Insights into the epithelial mesenchymal transition phenotype in cancer of unknown primary from a global microRNA profiling study

Abstract

Purpose: We sought to study the microRNA regulation of epithelial mesenchymal transition (EMT), the acquisition of migratory, mesenchymal-like properties of epithelial cells, in cancer of unknown primary (CUP). Patients and methods: We studied the global expression profile of 982 microRNAs by means of microarray technology in 68 CUP cases immunohistochemically characterised as EMT-positive (n = 5 by % of cells or n = 10 by a semiquantitative H-score) or EMT-negative. Results: EMT-suppressive miRNAs such as miR-203 and members of the miR-200 family (miR-200a,b,c and miR-141) presented a 2.45 to 3.64-fold lower expression level in the EMT-positive cases without, however, reaching statistical significance. MiR-205, a squamous tissue-specific marker, was very variable in the data set. Excluding CUP cases with squamous cell histology, miR-205, miR-203 and the miR-200 family exhibited a trend of downregulation in EMT-positive cases.

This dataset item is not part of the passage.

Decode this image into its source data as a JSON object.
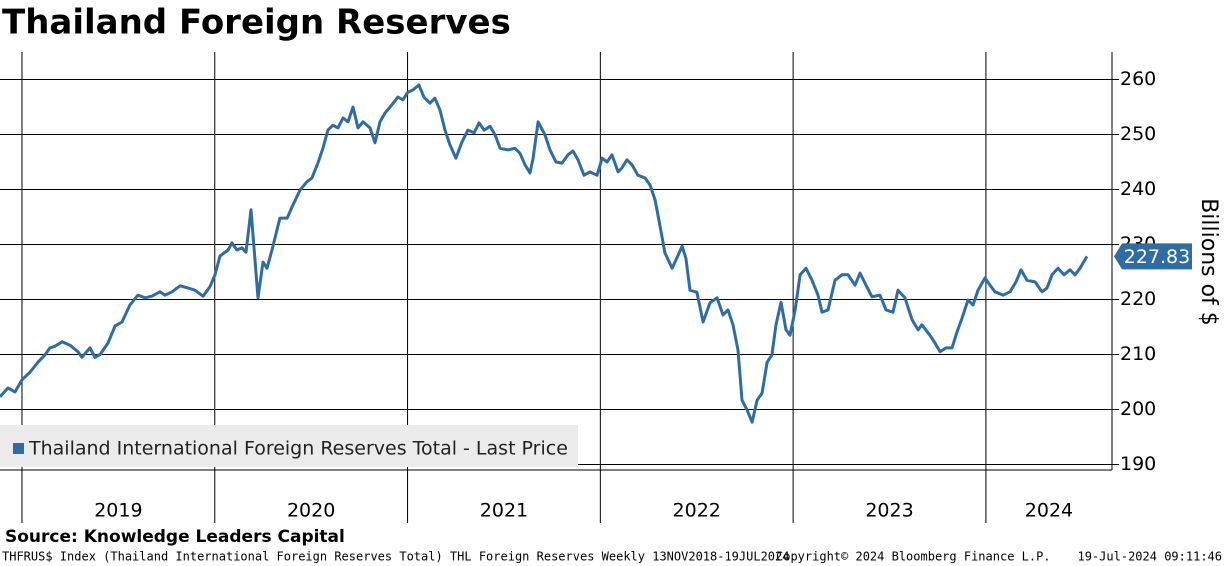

A similar pattern of miRNA expression was detected when the comparison took place between EMT-positive vs EMT-negative cases according to the H-score. Moreover, miR-203, miR-205 and miR-200c were numerically downregulated in those tumours with high expression of the EMT marker N-cadherin. Conclusions: The EMT-suppressive miR-203 and miR-200 family were consistently but non-significantly downregulated in CUP with the EMT phenotype. A larger study is warranted to further explore the role of microRNAs in CUP. © 2013 Federación de Sociedades Españolas de Oncología (FESEO).